2. The Court of first instance decreed the northern portion of house, but on the ground of res judicata dismissed the claim in regard to the southern portion without trying it on the merits. This decision was affirmed by the lower Appellate Court. The learned Judge refers to the decisions of Kali Krishna Tagore v. Secratary of State for India 16 C. 173 : 15 I.A. 186 : 12 Ind. Jur. 413 : 5 Sar. P.J. 237 and Magniram v. Mehdi Hossein Khan 31 C. 95 : 8 C.W.N. 30 in support of his view that the matter is rex judicata. Both the rulings have, in my opinion, no bearing on the present case. In both these cases the previous suit was a suit relating to title, so that any decision upon the question of title which directly arose in the previous suit would undoubtedly be res judicata in a subsequent suit upon the same question. In the present case the former suit was, as I have said above, a suit for arrears of house rent.
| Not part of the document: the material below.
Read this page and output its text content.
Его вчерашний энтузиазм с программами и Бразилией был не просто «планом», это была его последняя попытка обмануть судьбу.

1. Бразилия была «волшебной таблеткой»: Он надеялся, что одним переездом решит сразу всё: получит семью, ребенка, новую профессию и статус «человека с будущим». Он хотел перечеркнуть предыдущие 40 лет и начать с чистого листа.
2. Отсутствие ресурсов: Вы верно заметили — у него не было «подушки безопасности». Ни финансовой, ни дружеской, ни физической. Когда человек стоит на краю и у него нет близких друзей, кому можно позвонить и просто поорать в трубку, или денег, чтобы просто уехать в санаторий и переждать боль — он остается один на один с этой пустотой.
It was a suit of the nature cognizable in a Court of Small Causes and would have been instituted in a Small Cause Court had one existed in the District of Mirzapur, where the property in suit is situate. The question which was substantially and directly in issue in the previous suit was the question, whether the defendant was the tenant of Musammat Kachani and was liable to pay rent. Any question of title which had to be considered in the former suit arose only incidentally and not directly. The decision upon the question of title cannot, therefore, have the effect of res judicata. No doubt the Appellate Court did go into the question of title and held that the southern house was not included in the purchase by Paharu, who was the predecessor-in- title of Musammat Kachani. It held that although the defendant was a tenant, he must be deemed to be the tenant of the northern house only, and as the plaintiff had no title to the southern house, the plaintiff could not claim rent in regard to that house.
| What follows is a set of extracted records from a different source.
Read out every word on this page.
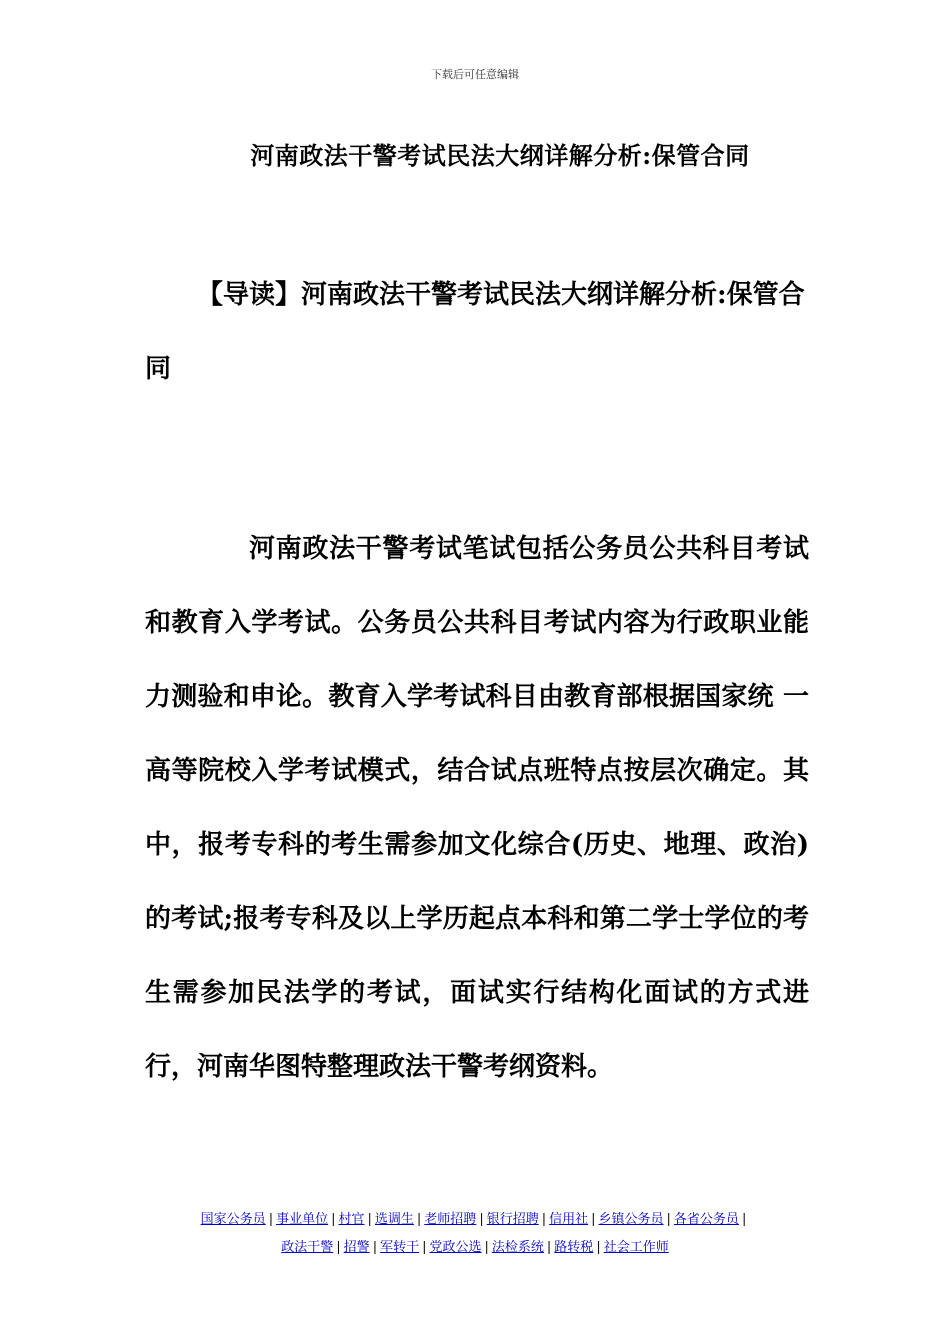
下载后可任意编辑
河南政法干警考试民法大纲详解分析:保管合同

【导读】河南政法干警考试民法大纲详解分析:保管合同

河南政法干警考试笔试包括公务员公共科目考试和教育入学考试。公务员公共科目考试内容为行政职业能力测验和申论。教育入学考试科目由教育部根据国家统 一高等院校入学考试模式，结合试点班特点按层次确定。其中，报考专科的考生需参加文化综合(历史、地理、政治)的考试;报考专科及以上学历起点本科和第二学士学位的考生需参加民法学的考试，面试实行结构化面试的方式进行，河南华图特整理政法干警考纲资料。

国家公务员 | 事业单位 | 村官 | 选调生 | 老师招聘 | 银行招聘 | 信用社 | 乡镇公务员 | 各省公务员 |
政法干警 | 招警 | 军转干 | 党政公选 | 法检系统 | 路转税 | 社会工作师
3. This decision, as I have said above, was only incidental to the real matter in controversy, namely whether the relationship of landlord and tenant subsisted between the parties. In Inauat Khan v. Rahmat Bibi 2 A. 97 it was held that the incidental determination of an issue of title in a suit for rent of the nature cognizable in a Court of Small Causes does not finally estop the parties to such suit from raising the same issue in a suit brought to try the title. The same view was held by a Full Bench of the Calcutta High Court in Dwarkanath Roy v. Ram Chand Aich 26 C. 428 : 3 C.W.N. 266. The learned Counsel for the respondent has referred to the ruling of the same High Court in Sahadeb Dholi v. Ham Rudra Haldar 10 C.W.N. 820, which appears to have been followed in a subsequent case; but that case, so far as the present question is concerned, is apparently against the respondent. In my opinion the Courts below were wrong in holding that the matter is res judicata and that the question of the plaintiff's title to the southern house could not be determined in the present suit. I allow the appeal, discharge the decree of both the Courts below, so far as they relate to the southern section of the house in dispute, and remand the case to the Court of first instance under Order XLI, Rule 23, Civil Procedure Code, with directions to re-admit it under its original number in the register and try it on the merits. Costs here and hitherto will abide the event.